News is dominated by last week’s fiscal event. It was bold, it was brave, it was promised during the leadership campaign. But it has caused turmoil on the financial markets.

I want to be absolutely clear about this. The principles that it delivers are ones that I support. The principle that people keep more of the money they earn is a good one. The principle that we focus on growth and improved productivity is a good objective. The idea that government departments focus on improved economic output benefits us all. But (there’s always a “but”) the timing of these interventions could not have been worse.

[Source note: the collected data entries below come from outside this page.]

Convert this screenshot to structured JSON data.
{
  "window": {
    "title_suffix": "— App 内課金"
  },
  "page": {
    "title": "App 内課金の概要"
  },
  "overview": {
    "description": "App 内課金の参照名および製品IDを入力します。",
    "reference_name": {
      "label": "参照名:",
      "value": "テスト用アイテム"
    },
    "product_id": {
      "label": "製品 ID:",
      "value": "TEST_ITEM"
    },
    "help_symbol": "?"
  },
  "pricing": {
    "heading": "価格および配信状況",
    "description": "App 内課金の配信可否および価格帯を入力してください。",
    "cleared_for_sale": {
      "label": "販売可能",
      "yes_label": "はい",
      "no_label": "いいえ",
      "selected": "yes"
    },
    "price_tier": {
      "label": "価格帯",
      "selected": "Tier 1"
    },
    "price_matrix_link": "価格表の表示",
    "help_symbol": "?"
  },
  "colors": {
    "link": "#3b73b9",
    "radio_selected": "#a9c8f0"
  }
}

The huge economic problem we are facing is that of stagflation – high inflation and recession at the same time. Tackling inflation – the cost of living crisis – has to be the first priority and the Bank of England has just one measure to deal with this: interest rates. Hiking borrowing rates reduces money supply – the cause of inflation – and so inflation comes under control. But if the government, at the same time, increases money supply, the Bank has to hike rates further.

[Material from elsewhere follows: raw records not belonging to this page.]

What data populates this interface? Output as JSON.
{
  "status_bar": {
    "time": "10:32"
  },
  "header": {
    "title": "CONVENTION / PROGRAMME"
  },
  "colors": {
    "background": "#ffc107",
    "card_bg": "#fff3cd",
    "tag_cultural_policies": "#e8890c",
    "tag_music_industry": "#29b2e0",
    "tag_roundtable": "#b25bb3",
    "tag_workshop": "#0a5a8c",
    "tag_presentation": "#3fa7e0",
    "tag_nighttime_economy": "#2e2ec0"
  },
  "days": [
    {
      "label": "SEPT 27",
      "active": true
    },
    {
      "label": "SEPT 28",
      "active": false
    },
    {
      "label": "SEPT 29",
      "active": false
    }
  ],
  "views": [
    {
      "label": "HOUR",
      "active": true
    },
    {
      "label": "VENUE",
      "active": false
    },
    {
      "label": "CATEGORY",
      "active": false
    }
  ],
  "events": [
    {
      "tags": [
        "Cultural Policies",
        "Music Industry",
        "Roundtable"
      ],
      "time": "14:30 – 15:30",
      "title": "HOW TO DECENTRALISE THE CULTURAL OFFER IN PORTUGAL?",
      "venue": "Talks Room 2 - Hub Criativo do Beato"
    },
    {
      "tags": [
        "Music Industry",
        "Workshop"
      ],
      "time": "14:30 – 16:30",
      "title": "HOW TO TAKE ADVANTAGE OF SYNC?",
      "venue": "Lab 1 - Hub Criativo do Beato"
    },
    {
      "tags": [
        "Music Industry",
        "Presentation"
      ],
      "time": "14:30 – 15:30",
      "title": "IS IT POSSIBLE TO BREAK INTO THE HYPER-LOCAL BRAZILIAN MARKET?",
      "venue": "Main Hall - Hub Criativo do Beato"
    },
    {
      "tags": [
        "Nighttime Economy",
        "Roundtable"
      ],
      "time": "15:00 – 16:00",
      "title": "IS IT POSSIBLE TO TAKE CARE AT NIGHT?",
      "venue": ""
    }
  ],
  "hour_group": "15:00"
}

This approach by the new government, in normal times, would be brilliant. But it needs several things to go right for it to work.

First, the tension between the Bank’s monetary tightening and the government’s fiscal loosening must be resolved. Second, to achieve the growth, the free cash needs to be invested in productive projects. More buy to let properties will not deliver the outcome needed. Third, has the government chosen the right interventions? Removing the bankers bonus cap (which is not about paying bankers more, merely changing the ratio between base pay and variable pay) is good for our global financial services sector. But reintroducing the bank levy, where banks pay an 8% tax surcharge is counterintuitive. Fourth, the markets need to behave for this to work. The UK government now pays more to borrow money than Greece or Italy. And finally, this all has to work. With debt going up, the growth plan has to cover that debt.

The focus will be on mortgage rates. With average mortgages at around £250,000, each percentage point hike in interest rates is an increase of £2,500 on annual mortgage bills. And this affects business borrowing.

As I say, the principles are absolutely right. But this has got to work when the headwinds are in the wrong direction.